Ayrıca daha önce de değindiğim gibi, sözleşme de teslim de yazılı delille ispatlanmalıdır. 19. HD'si de bu görüştedir.

T.C.
YARGITAY
19. HUKUK DAİRESİ
E. 2004/9774
K. 2005/3983
T. 12.4.2005
DAVA : Taraflar arasındaki alacak davasının yapılan yargılaması sonunda ilamda yazılı nedenlerden dolayı davanın reddine yönelik olarak verilen hükmün süresi içinde davacı vekilince temyiz edilmesi üzerine dosya incelendi, gereği konuşulup düşünüldü.

KARAR : Davacı vekili, davalının müvekkilinden 77 ton kömür satın aldığını, kömür bedelini ödemediğini belirterek fatura tarihi olan 9.2.2002 tarihinden itibaren 6.360.200.000.TL'nin davalıdan tahsiline karar verilmesini talep ve dava etmiştir.

Davalı vekili, müvekkilinin davacıdan kömür satın almadığını, ayrıca müvekkilinin davacıdan olan alacağı için davalı aleyhine takibe geçtiğini bildirerek davanın reddi gerektiğini savunmuştur.

Mahkemece, toplanan delillere göre, dava değeri itibariyle hukuki ilişkinin senetle ispatı gerektiği, davalının tanık dinletilmesine muvafakat etmediği, davacı yanın alım-satım ilişkisi ve teslim konusunda yazılı delil sunmadığı, hatırlatılması üzerine davacının davalıya yemin teklif ettiği davalının da usulünce yemin ettiği gerekçeleriyle davanın reddine karar verilmiş, hüküm davacı vekilince temyiz edilmiştir.

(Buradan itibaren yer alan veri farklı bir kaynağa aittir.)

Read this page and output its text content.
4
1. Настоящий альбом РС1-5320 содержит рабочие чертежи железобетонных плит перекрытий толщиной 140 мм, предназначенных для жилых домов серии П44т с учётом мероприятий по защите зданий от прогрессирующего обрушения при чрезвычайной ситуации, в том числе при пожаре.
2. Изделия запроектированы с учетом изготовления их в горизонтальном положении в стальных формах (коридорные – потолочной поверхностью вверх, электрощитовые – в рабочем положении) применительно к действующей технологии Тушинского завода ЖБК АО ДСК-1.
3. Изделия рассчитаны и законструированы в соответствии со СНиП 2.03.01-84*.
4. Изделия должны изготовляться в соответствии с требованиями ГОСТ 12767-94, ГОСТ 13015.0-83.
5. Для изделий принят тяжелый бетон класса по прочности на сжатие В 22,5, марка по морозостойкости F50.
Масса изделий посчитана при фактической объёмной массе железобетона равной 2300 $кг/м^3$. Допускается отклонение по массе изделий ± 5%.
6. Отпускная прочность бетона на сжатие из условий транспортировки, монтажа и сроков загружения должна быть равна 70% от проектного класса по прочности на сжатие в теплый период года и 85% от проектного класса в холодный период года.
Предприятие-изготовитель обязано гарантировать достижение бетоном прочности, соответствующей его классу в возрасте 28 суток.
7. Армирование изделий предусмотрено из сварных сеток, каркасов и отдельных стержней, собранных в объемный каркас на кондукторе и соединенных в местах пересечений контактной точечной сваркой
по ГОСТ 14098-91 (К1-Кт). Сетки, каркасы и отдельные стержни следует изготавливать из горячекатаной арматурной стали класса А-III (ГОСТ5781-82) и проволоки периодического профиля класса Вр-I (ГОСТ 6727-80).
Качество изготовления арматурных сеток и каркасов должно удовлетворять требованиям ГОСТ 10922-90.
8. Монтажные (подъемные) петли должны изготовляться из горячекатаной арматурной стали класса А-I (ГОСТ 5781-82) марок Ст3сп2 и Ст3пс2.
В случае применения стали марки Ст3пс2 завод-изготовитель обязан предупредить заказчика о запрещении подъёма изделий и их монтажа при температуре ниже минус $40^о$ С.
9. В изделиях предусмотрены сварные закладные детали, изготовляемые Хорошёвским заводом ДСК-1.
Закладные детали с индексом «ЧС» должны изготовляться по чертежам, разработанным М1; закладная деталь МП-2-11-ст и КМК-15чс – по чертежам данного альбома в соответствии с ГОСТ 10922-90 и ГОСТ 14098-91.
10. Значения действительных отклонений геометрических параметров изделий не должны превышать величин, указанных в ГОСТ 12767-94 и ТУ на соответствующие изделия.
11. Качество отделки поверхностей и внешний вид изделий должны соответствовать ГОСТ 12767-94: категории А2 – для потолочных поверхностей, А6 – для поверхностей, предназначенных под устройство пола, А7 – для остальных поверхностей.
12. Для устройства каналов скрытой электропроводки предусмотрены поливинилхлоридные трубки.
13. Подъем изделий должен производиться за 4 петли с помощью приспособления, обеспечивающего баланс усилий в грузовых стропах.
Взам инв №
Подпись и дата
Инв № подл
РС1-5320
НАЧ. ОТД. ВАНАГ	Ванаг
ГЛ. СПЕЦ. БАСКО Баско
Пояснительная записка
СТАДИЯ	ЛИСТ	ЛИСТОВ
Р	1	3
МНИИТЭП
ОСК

SONUÇ : Dosyadaki yazılara kararın dayandığı delillerle gerektirici sebeplere, delillerin takdirinde bir isabetsizlik bulunmamasına göre, davacı vekilinin yerinde görülmeyen bütün temyiz itirazlarının reddiyle usul ve kanuna uygun bulunan hükmün ONANMASINA, aşağıda yazılı onama harcının temyiz edenden alınmasına, 12.4.2005 gününde oybirliğiyle karar verildi.